A great agent is like is like a great lawyer is like a great doctor is like a great professional in any field. Whether fine or foul weather, you know you’re in good hands and your best interests are the primary concern. You don’t question the money you spend because spending it yields the result you want. My job is to protect you, my client, and get you to a successful and timely closing; to explain clearly the nuances of what are now very complicated contracts; to negotiate on your behalf, getting you the best terms possible and to watch your back at every turn. There are myriad of issues which are bound to get in my way during that process. There have been many times when showing homes, for instance, that I’ve had to point out some material defect only my trained and experienced eye may notice, to clients who are wide-eyed and wrapped up in the adrenaline rush of “finding their dream home”. Yes, I get to burst the bubble, letting them know that making an investment in this million dollar money pit is a really bad idea. I have perspective and that’s money in the bank for my clients. Though I typically refer my clients to lenders and other service providers I trust, there are times when they bring me their own team. And it’s usually during those transactions that the worst things happen, especially in this current lending climate. So, it then falls upon me to problem solve, pick up the phone and coerce, coddle or downright yell at whomever it is dropping the ball on the other end of the line.

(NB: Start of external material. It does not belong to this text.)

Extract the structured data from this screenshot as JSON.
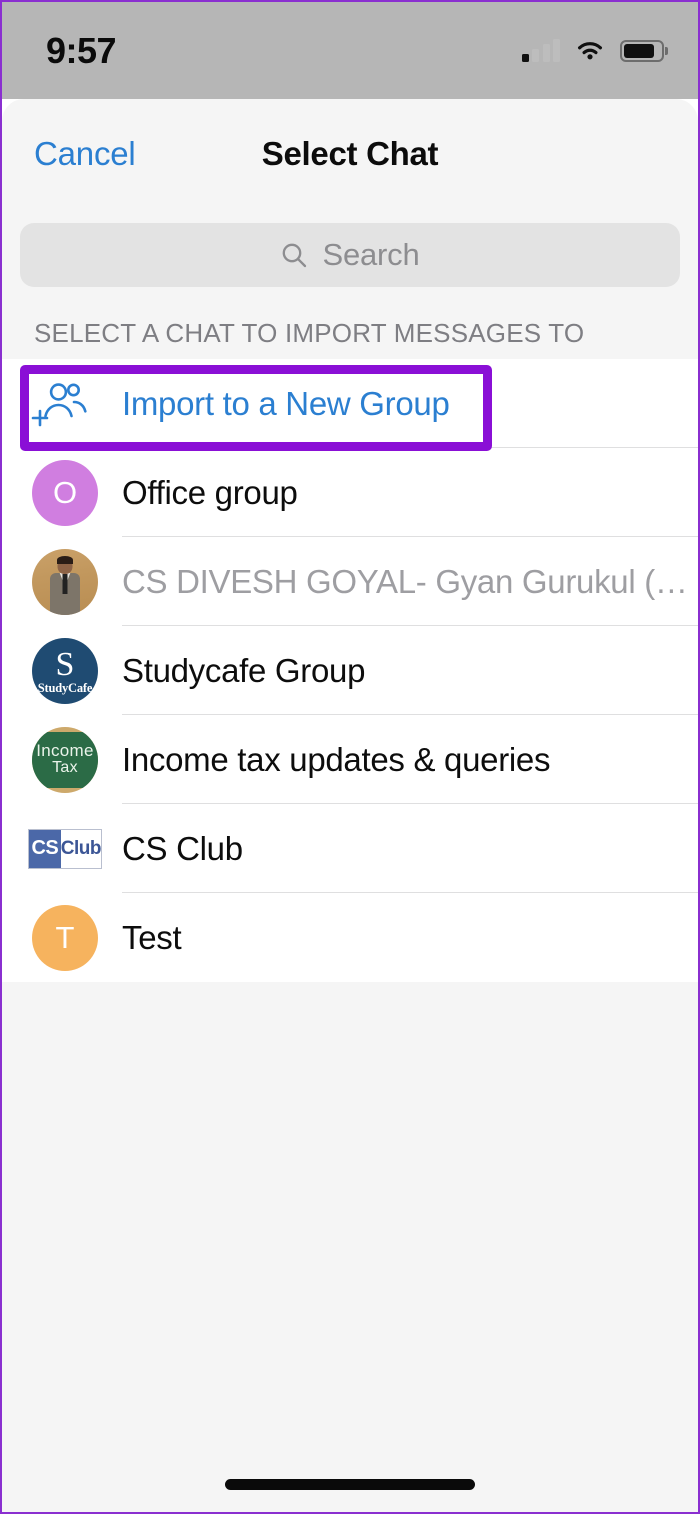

I don’t spend my time on the golf links, nor am I roaming around in my bathrobe mid-afternoon as one reader in the aforementioned column commented on about his neighbor, an agent. No, I often work sixty or more hours per week; dropping what I’m doing to deal with a client’s problem. My family hasn’t had me home for a complete weekend for months. I lose sleep at night wondering what else I can do to help sell my clients’ home or help them through this hellhole of a lending world we find ourselves in today. When my clients need to be made whole and it’s my bad, I make them whole. And I do it all because I love the business, believe in the services I provide, and am self-employed. And, yes, I charge my fixed percent because I’m excellent at what I do and am helping them ensure a sound investment.

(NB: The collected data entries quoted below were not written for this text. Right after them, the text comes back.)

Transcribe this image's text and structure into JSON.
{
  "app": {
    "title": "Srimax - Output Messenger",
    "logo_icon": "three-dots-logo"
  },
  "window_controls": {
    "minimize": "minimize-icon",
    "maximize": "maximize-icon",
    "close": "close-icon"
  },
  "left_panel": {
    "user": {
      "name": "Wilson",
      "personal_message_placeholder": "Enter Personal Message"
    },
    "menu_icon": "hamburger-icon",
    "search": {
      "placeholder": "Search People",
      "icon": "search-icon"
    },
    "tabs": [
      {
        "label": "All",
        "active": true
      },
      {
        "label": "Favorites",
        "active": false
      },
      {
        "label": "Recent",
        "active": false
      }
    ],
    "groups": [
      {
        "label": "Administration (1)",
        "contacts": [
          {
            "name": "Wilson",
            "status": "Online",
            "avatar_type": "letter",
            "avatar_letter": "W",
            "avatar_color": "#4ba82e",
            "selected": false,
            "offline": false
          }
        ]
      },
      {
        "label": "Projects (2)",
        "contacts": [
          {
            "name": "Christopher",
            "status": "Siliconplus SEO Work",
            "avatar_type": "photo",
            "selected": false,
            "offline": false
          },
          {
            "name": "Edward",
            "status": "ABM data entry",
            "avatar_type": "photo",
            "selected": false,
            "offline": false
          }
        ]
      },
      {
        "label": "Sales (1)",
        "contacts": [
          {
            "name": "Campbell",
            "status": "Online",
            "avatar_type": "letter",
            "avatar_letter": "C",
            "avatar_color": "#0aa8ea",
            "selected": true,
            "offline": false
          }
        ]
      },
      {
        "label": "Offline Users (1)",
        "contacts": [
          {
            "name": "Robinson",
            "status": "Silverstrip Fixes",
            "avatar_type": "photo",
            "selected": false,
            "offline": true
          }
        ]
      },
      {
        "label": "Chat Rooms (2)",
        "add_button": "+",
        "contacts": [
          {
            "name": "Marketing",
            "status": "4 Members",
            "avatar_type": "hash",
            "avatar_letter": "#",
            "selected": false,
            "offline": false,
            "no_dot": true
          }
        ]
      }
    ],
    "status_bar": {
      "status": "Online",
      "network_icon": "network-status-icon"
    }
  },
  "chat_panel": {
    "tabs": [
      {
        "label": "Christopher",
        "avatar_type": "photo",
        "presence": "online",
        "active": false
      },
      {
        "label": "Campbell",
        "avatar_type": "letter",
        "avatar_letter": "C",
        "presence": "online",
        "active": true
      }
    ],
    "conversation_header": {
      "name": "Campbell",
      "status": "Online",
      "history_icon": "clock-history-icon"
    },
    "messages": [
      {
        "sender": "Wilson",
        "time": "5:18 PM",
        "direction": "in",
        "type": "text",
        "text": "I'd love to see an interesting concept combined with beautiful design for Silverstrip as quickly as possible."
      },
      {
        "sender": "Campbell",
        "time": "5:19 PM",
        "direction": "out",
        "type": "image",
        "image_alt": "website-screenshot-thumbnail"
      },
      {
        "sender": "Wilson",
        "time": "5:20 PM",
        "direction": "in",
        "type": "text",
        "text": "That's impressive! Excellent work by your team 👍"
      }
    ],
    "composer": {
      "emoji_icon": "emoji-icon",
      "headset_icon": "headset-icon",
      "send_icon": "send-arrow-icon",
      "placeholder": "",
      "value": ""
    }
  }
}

Sure, there are agents who are giving us all a bad name. I know plenty who offer “full service”, willing to lift barely a finger to help their clients. But I can tell you, there are many more out there prepared to do whatever it takes to get the job done, and those are the ones you want to hire. You do not want the agent who is eager to negotiate away his livelihood at the drop of a hat. What will he do for you when he’s negotiating on your behalf? What would you say to your oncologist if you asked for a price cut on his services while treating your cancer and he said, “sure, no problem?” Wouldn’t you be leery? I think so. It is incumbent upon you, the consumer, to do your homework. If you want to have a great experience with an agent, know your money is well spent and make a terrific new friend and advocate in the process, interview several. Ask your friends and family about their experiences and find the one they’re raving about. Find an agent who is passionate about her work, diligent in process and very clear about boundaries. And don’t put dollar signs before all things. A great agent will be saving you money, heartache and stress and sometimes you won’t even know it.
Though I work the hours I work, I do so gladly because this is the path I’ve chosen for myself. When I need to say “no”, I say it. Find me the president of a thriving small company who isn’t in the thick of it with his employees, sleeves rolled up and sleeping on a cot in the office when deadlines loom. Ours is not an industry for the lazy and contrary to popular belief, the dough comes neither easily nor does it stay in ones pocket for very long. If someone’s making a lot of money selling real estate, it is typically because they run an efficient, well oiled machine, earning their clients’ trust in the process.